How can I convert string to date type on a column with different formats?
You can require that the yyyy
and mm
are present, but make dd
optional. Break each into their own capture group, filter
out if the dd
is missing, then join
using '-'
delimiters.
>>> import re
>>> s = '19500102 195001'
>>> ['-'.join(filter(None, i)) for i in re.findall(r'(\d{4})(\d{2})(\d{2})?', s)]
['1950-01-02', '1950-01']
Update 2019-06-24
You can try each of the valid date formats and use pyspark.sql.functions.coalesce
to return the first non-null result.
import pyspark.sql.functions as f
def date_from_string(date_str, fmt):
try:
# For spark version 2.2 and above, to_date takes in a second argument
return f.to_date(date_str, fmt).cast("date")
except TypeError:
# For spark version 2.1 and below, you'll have to do it this way
return f.from_unixtime(f.unix_timestamp(date_str, fmt)).cast("date")
possible_date_formats = ["yyyyMMdd", "yyyyMM"]
df = df.withColumn(
"open_date",
f.coalesce(*[date_from_string("open_date", fmt) for fmt in possible_date_formats])
)
df.show()
#+----------+
#| open_date|
#+----------+
#|1950-01-02|
#|1950-01-01|
#+----------+
Original Answer
If you're guaranteed to only have strings that are 6 or 8 characters in length, the simplest thing would be to append "01"
to the end of the short strings to specify the first of the month.
Here is an example using pyspark.sql.functions.length()
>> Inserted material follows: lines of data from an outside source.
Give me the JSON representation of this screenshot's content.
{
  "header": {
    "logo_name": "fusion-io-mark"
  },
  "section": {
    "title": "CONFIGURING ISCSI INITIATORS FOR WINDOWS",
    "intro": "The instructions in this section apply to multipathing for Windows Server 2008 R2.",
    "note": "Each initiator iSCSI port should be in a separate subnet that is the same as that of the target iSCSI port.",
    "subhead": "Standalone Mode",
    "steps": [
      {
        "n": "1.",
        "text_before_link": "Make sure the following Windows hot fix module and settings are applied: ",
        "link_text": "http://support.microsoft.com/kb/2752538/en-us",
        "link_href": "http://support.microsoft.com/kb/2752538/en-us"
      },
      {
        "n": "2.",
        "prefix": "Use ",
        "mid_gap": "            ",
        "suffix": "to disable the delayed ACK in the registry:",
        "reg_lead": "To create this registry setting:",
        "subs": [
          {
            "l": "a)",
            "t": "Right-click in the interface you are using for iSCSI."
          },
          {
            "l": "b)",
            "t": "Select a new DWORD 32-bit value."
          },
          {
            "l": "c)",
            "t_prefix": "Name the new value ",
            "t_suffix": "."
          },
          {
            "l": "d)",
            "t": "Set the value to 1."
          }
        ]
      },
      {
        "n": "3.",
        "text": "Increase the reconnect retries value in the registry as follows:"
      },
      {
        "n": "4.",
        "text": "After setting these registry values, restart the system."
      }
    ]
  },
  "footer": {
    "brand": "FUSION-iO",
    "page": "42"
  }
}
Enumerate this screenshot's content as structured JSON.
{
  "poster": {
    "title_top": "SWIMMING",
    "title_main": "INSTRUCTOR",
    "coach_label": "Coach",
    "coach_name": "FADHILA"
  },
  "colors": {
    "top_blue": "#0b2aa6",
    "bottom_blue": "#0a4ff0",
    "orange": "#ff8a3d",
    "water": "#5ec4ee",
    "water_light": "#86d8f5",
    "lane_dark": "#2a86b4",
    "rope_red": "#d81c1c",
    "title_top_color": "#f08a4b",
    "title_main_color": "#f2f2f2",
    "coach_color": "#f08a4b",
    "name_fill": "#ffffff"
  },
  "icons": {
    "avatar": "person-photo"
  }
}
and pyspark.sql.functions.concat()
:
import pyspark.sql.functions as f
df = df.withColumn(
'open_date',
f.when(
f.length(f.col('open_date')) == 6,
f.concat(f.col('open_date'), "01")
).otherwise(f.col('open_date'))
)
df.show()
#+---------+
#|open_date|
#+---------+
#| 19500102|
#| 19500101|
#+---------+
Then use the techniques described in this post (paraphrased below) to convert to a date.
For Spark 2.1 and below:
df = df.withColumn('open_date', f.from_unixtime(f.unix_timestamp('open_date', 'yyyyMMdd')))
For Spark 2.2+
df = df.withColumn('open_date', f.to_date('open_date', 'yyyyMMdd'))